During my drive to work every morning, I often have random thoughts or set up my strategy for the day in my head. This morning my mind was wandering in many directions but became focused on parenting. Jacob and Zachary are 17 months apart so there was not much opportunity to learn from any mistakes made as I "parented" Jacob and correct them for the benefit of Zachary. I often wondered if the closeness in their age and my lack of mature parenting skills had anything to do with Zachary's delays. For those of you who are close to me, you know I am beyond blaming myself but that thought process is still part of who I was back then and sometimes I do go back. Doing so actually makes me realize how much we have all progressed and grown as a family and as Christians.
Fast forward 12 years when God gave us the beautiful gift of Ava. It was different from the very beginning. Not planned, carefree and easy pregnancy (yes even as AMA - advanced maternal age), only gained 35 pounds versus 60 pounds (yes, really), and the list goes on. Unfortunately, the morning sickness was the same. Even more surprising to many friends and family we decided not to find out what we were having. I am typically the person that is over prepared and can't handle surprises. Since my mom is not on FB or rarely reads the Blog, I can admit that I snooped with success almost every Christmas. I still cannot express the amazing feeling I had in my heart when we saw that it was a girl. I was truly expecting a boy. Thank you Kristin for capturing the moment for us!

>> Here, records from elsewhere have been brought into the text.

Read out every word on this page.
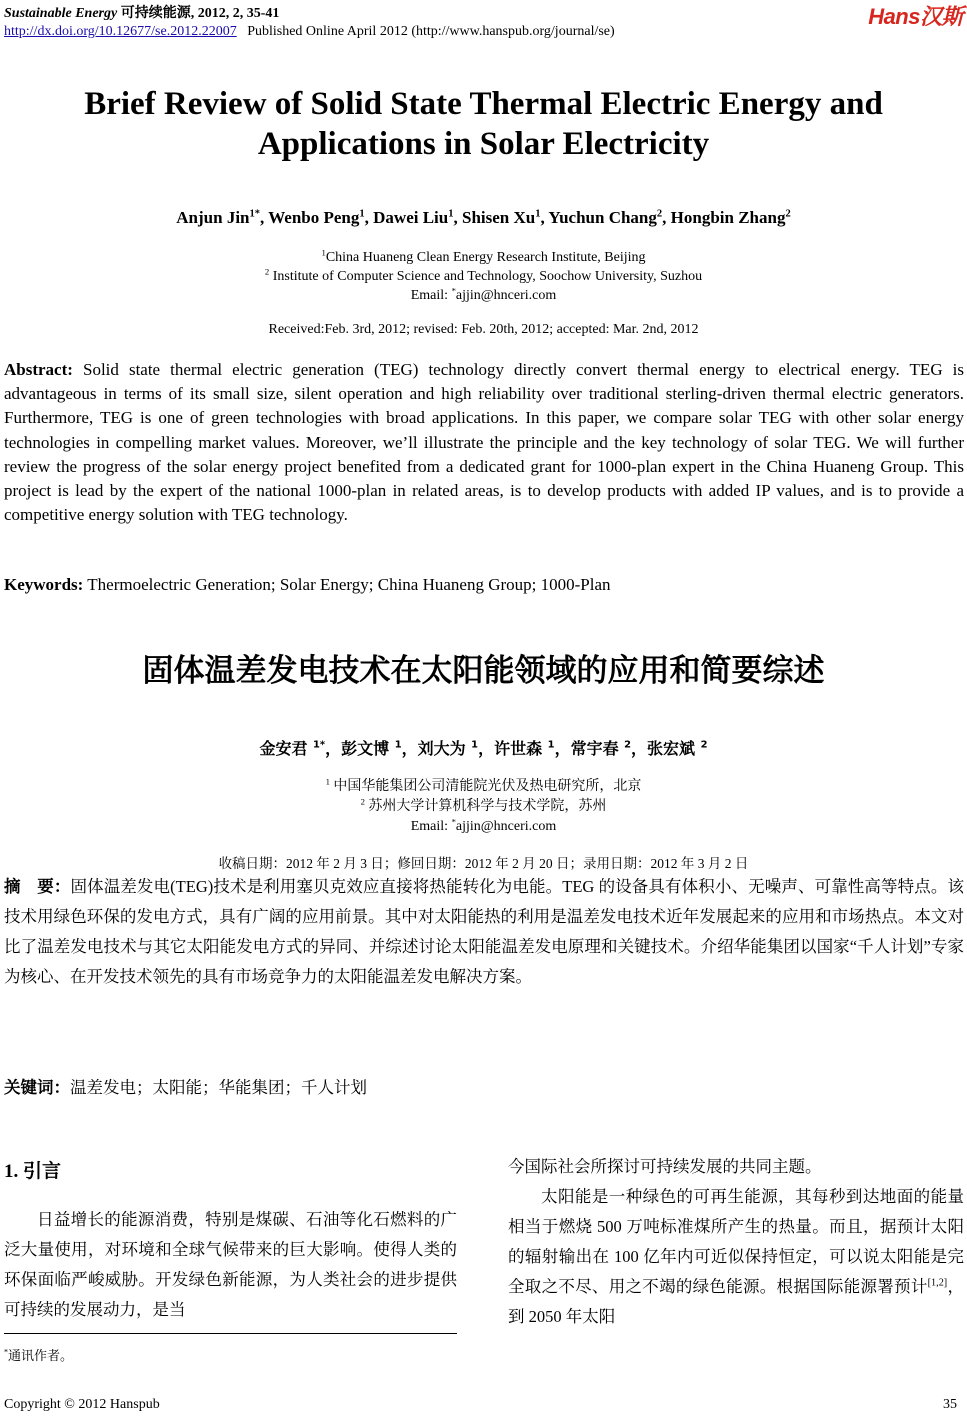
Sustainable Energy 可持续能源, 2012, 2, 35-41
http://dx.doi.org/10.12677/se.2012.22007 Published Online April 2012 (http://www.hanspub.org/journal/se)
Hans汉斯
Brief Review of Solid State Thermal Electric Energy and Applications in Solar Electricity
Anjun Jin$^{1*}$, Wenbo Peng$^1$, Dawei Liu$^1$, Shisen Xu$^1$, Yuchun Chang$^2$, Hongbin Zhang$^2$
$^1$China Huaneng Clean Energy Research Institute, Beijing
$^2$ Institute of Computer Science and Technology, Soochow University, Suzhou
Email: *ajjin@hnceri.com
Received:Feb. 3rd, 2012; revised: Feb. 20th, 2012; accepted: Mar. 2nd, 2012
Abstract: Solid state thermal electric generation (TEG) technology directly convert thermal energy to electrical energy. TEG is advantageous in terms of its small size, silent operation and high reliability over traditional sterling-driven thermal electric generators. Furthermore, TEG is one of green technologies with broad applications. In this paper, we compare solar TEG with other solar energy technologies in compelling market values. Moreover, we’ll illustrate the principle and the key technology of solar TEG. We will further review the progress of the solar energy project benefited from a dedicated grant for 1000-plan expert in the China Huaneng Group. This project is lead by the expert of the national 1000-plan in related areas, is to develop products with added IP values, and is to provide a competitive energy solution with TEG technology.
Keywords: Thermoelectric Generation; Solar Energy; China Huaneng Group; 1000-Plan
固体温差发电技术在太阳能领域的应用和简要综述
金安君 $^{1*}$，彭文博 $^1$，刘大为 $^1$，许世森 $^1$，常宇春 $^2$，张宏斌 $^2$
$^1$ 中国华能集团公司清能院光伏及热电研究所，北京
$^2$ 苏州大学计算机科学与技术学院，苏州
Email: *ajjin@hnceri.com
收稿日期：2012 年 2 月 3 日；修回日期：2012 年 2 月 20 日；录用日期：2012 年 3 月 2 日
摘　要：固体温差发电(TEG)技术是利用塞贝克效应直接将热能转化为电能。TEG 的设备具有体积小、无噪声、可靠性高等特点。该技术用绿色环保的发电方式，具有广阔的应用前景。其中对太阳能热的利用是温差发电技术近年发展起来的应用和市场热点。本文对比了温差发电技术与其它太阳能发电方式的异同、并综述讨论太阳能温差发电原理和关键技术。介绍华能集团以国家“千人计划”专家为核心、在开发技术领先的具有市场竞争力的太阳能温差发电解决方案。
关键词：温差发电；太阳能；华能集团；千人计划
1. 引言
日益增长的能源消费，特别是煤碳、石油等化石燃料的广泛大量使用，对环境和全球气候带来的巨大影响。使得人类的环保面临严峻威胁。开发绿色新能源，为人类社会的进步提供可持续的发展动力，是当
今国际社会所探讨可持续发展的共同主题。
太阳能是一种绿色的可再生能源，其每秒到达地面的能量相当于燃烧 500 万吨标准煤所产生的热量。而且，据预计太阳的辐射输出在 100 亿年内可近似保持恒定，可以说太阳能是完全取之不尽、用之不竭的绿色能源。根据国际能源署预计[1,2]，到 2050 年太阳
*通讯作者。
Copyright © 2012 Hanspub	35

Nineteen months later I am focused on the saying "mistakes are okay if you learn from them." I am an educator and I do believe that but the first step is realizing that you made the mistake in the first place. But what about parenting? As I stated earlier with Jacob and Zachary, there was not enough time to realize the mistakes, let alone make any changes. So I ask myself, "what mistakes did I make, have I learned from them, what can I do to make sure I don't make them again?" I do not seek to be the perfect parent or perfect wife, daughter, sister, or friend but I pray that whatever choices or decisions I make will always glorify God. How do we know that we, as parents, are making the right decisions for our children? Are we giving them every opportunity to discover the gifts God gave them and be able to use their gifts for His glory?